67. A method for monitoring a disease, disorder and/or condition associated with TDP-43 at two or more time points using samples from a subject comprising contacting the samples with a TDP-43 binding molecule of any one of claims 1 to 22, wherein; a. higher levels of TDP-43 and/or phosphorylated TDP-43 in the later sample compared with one or more earlier samples are indicative of progression of a disease, disorder and/or condition associated with TDP-43; or b. lower levels of TDP-43 and/or phosphorylated TDP-43 in the later sample compared with one or more earlier samples are indicative of regression of a disease, disorder and/or condition associated with TDP-43; or c. no significant change of levels of TDP-43 and/or phosphorylated TDP-43 in the later sample compared with one or more earlier samples are indicative of lack of progression of a disease, disorder and/or condition associated with TDP-43.

68. A method for monitoring a disease, disorder and/or condition associated with TDP-43 at two or more time points using samples from a subject comprising contacting the samples with a TDP-43 binding molecule of any one of claims 1 to 22, wherein; a. higher levels of TDP-43 and/or phosphorylated TDP-43 in the later sample compared with one or more earlier samples are indicative of regression of a disease, disorder and/or condition associated with TDP-43; or b. lower levels of TDP-43 and/or phosphorylated TDP-43 in the later sample compared with one or more earlier samples are indicative of progression of a disease, disorder and/or condition associated with TDP-43; or c. no significant change of levels of TDP-43 and/or phosphorylated TDP-43 in the later sample compared with one or more earlier samples are indicative of lack of progression of a disease, disorder and/or condition associated with TDP-43.

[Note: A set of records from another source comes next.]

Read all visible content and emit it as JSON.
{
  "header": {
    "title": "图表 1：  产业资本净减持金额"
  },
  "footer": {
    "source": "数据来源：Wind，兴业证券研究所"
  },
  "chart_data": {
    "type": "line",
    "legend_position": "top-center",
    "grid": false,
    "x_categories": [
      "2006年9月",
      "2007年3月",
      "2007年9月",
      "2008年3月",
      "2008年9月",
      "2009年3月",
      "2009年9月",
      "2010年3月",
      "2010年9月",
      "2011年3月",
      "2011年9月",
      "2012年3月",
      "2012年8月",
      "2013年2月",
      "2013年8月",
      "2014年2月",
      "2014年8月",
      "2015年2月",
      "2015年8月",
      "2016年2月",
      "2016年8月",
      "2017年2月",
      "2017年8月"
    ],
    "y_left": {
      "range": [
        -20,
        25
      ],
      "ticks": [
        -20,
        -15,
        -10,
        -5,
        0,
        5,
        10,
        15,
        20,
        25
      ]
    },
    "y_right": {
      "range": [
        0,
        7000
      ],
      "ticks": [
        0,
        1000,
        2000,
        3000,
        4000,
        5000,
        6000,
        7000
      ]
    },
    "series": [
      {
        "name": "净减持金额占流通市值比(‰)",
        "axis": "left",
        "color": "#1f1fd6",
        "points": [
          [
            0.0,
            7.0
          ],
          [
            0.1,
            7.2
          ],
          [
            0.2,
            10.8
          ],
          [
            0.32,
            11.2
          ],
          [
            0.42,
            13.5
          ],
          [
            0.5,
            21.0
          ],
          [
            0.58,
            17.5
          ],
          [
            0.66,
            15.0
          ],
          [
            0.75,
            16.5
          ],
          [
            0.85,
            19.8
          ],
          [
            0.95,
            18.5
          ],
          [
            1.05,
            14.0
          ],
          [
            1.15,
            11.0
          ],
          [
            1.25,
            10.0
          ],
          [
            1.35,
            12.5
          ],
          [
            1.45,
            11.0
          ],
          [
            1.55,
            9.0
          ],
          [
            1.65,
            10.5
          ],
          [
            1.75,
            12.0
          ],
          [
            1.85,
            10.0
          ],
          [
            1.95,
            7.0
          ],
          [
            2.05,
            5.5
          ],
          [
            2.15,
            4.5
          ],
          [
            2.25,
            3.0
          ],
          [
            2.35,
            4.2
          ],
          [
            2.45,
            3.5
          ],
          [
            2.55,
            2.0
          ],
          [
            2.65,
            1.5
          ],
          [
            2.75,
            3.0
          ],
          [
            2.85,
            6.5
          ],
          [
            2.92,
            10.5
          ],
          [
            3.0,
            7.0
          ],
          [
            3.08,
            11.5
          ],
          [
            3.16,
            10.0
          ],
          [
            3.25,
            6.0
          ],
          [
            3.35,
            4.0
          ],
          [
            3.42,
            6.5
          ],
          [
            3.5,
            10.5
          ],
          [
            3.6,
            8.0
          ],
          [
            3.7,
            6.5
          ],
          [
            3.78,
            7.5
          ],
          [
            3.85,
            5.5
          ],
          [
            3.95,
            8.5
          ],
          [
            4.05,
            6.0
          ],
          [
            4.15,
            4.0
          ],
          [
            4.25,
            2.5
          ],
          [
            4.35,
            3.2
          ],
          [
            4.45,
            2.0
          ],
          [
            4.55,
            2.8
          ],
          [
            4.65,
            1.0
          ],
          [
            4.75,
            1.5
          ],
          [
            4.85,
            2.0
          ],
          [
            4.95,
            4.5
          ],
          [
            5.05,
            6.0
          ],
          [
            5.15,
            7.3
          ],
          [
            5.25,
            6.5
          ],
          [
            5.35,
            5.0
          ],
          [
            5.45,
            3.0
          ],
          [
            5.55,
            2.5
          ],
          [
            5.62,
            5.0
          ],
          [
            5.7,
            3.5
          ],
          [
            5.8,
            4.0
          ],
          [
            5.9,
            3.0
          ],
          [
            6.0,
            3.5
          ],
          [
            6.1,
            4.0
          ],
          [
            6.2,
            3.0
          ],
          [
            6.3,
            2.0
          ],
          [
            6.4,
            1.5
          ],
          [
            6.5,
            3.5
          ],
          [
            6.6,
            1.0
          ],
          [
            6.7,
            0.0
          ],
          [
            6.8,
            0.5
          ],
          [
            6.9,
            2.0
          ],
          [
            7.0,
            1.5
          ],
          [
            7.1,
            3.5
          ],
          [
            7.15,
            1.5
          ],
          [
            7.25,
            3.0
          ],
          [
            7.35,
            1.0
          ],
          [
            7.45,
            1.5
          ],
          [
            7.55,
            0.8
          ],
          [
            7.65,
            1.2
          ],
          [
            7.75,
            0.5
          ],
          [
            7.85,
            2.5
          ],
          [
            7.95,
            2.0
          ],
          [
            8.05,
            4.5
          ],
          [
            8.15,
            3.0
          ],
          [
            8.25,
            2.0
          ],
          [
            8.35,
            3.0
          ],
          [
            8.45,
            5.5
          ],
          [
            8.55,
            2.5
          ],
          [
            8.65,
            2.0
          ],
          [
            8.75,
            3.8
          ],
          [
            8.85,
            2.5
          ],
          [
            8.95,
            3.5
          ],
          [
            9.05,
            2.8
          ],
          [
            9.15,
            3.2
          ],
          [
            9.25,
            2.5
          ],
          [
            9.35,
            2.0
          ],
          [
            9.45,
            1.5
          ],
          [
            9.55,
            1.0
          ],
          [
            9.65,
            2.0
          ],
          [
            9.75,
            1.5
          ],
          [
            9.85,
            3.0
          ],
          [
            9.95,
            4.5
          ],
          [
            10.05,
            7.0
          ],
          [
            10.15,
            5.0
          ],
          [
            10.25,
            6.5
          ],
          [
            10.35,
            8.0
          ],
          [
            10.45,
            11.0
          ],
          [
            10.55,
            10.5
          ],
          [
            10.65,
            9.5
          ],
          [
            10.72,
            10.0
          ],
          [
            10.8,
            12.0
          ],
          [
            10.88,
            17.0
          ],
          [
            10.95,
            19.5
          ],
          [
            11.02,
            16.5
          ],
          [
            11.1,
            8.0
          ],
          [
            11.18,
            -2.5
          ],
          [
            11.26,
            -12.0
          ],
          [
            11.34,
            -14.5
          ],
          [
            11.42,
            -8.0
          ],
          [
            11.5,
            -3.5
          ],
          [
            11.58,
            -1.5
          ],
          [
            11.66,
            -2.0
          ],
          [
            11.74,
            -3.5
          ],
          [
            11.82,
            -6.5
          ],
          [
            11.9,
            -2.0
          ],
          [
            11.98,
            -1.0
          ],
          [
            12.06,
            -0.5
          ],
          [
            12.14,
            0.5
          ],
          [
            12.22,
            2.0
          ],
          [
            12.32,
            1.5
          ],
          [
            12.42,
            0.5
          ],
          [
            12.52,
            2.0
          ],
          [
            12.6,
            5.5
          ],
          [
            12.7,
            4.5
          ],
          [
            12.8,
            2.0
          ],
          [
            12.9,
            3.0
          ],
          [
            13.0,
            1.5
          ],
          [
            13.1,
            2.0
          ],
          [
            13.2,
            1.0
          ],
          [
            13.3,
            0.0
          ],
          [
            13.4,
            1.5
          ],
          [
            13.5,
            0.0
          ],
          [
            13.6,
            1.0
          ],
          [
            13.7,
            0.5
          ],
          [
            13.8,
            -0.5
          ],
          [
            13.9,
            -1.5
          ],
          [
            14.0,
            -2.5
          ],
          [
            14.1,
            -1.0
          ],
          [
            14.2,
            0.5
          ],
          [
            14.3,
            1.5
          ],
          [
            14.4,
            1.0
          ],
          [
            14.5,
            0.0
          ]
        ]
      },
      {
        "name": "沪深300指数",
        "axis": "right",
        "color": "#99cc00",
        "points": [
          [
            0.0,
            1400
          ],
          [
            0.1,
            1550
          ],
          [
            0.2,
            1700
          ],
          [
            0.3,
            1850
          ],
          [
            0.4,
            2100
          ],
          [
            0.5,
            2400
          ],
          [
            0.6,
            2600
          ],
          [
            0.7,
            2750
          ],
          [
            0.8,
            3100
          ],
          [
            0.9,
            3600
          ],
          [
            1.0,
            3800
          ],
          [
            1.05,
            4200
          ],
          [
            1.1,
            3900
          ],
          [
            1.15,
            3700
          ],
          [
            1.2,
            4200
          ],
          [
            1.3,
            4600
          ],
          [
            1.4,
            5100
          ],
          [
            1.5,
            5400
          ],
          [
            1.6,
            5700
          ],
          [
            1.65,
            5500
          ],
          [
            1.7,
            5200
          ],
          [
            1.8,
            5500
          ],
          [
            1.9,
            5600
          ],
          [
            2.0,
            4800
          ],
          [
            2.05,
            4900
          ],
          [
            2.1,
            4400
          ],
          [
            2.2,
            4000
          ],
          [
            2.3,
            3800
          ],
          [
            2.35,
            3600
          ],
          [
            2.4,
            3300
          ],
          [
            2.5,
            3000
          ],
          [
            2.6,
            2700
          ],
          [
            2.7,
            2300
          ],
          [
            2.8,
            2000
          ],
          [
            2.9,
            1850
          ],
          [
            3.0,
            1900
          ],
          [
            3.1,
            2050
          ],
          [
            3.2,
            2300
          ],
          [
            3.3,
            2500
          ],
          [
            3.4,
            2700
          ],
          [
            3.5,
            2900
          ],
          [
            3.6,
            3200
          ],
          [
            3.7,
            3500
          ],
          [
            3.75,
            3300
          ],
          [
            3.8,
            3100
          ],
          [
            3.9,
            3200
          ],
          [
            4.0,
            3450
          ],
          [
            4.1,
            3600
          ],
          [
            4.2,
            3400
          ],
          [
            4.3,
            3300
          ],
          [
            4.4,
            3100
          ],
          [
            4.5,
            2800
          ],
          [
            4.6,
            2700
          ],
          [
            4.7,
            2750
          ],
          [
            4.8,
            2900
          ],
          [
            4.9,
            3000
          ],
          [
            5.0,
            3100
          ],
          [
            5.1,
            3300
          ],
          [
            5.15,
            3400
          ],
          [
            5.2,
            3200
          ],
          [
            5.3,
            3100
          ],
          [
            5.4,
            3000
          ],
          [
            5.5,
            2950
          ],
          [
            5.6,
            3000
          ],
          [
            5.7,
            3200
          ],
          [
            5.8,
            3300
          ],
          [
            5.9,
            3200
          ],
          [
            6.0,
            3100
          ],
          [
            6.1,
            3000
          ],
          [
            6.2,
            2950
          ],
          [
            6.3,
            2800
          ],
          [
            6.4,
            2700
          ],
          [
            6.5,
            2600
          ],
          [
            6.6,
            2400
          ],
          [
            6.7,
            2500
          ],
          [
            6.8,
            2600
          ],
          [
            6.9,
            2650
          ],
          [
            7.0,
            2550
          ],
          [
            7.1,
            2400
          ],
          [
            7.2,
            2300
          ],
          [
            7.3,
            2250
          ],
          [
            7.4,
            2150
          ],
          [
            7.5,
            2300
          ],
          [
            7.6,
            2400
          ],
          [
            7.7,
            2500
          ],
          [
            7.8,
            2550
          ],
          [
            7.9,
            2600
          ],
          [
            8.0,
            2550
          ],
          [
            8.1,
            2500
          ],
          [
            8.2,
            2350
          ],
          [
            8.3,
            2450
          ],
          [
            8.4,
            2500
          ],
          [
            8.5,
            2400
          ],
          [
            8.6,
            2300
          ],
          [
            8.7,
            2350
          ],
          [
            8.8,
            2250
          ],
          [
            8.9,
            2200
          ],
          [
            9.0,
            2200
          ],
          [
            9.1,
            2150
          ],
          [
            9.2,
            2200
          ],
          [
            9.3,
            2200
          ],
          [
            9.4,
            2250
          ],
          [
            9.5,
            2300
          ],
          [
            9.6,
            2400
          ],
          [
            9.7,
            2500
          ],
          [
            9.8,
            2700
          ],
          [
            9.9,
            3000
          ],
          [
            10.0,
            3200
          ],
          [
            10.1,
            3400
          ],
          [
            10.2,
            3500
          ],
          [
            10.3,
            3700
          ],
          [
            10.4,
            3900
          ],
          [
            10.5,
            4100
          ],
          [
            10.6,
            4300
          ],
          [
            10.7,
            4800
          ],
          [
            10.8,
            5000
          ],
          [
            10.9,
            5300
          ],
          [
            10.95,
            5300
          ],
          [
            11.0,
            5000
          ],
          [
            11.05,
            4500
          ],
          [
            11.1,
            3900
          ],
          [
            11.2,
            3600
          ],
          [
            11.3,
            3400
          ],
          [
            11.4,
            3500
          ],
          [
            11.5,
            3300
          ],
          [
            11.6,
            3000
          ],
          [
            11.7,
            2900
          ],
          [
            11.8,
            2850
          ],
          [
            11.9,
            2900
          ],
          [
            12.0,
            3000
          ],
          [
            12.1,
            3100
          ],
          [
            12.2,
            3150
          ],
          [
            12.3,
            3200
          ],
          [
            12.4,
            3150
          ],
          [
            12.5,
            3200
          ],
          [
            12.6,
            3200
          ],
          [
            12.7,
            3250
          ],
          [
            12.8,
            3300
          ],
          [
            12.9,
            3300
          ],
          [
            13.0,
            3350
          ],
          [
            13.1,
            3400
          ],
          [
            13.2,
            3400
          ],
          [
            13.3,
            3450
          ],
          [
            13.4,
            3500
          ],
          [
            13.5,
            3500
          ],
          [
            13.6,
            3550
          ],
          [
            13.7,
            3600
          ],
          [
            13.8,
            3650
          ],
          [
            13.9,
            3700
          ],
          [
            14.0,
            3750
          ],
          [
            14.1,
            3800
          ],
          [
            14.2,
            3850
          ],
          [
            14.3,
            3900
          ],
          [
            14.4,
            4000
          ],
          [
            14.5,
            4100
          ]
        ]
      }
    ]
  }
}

69. The method of any one of claims 66 to 68 performed at multiple time points in matched samples between treatment and placebo groups in order to monitor the effectiveness of a candidate therapy over a defined time period.

70. A kit for diagnosis of a disease, disorder and/or abnormality associated with TDP-43, or a TDP-43 proteinopathy, or for use in a method of any one of claims 59 to 69, comprising a TDP-43 binding molecule according to any one of claims 1 to 22.

71. The kit of claim 70 comprising a TDP-43 binding molecule according to any one of claims 1 to 22 as capture antibody and a different TDP-43 binding molecule according to any one of claims 1 to 22 as detect antibody. 72. The kit of claim 71 wherein the kit further comprises magnetic particles to which the capture antibody is, or can be, attached.

73. The kit of claim 71 or 72, wherein the detect antibody is labelled, either directly or indirectly.

74. The kit of any one of claims 71 to 73, further comprising a container that contains the TDP-43 binding molecule(s).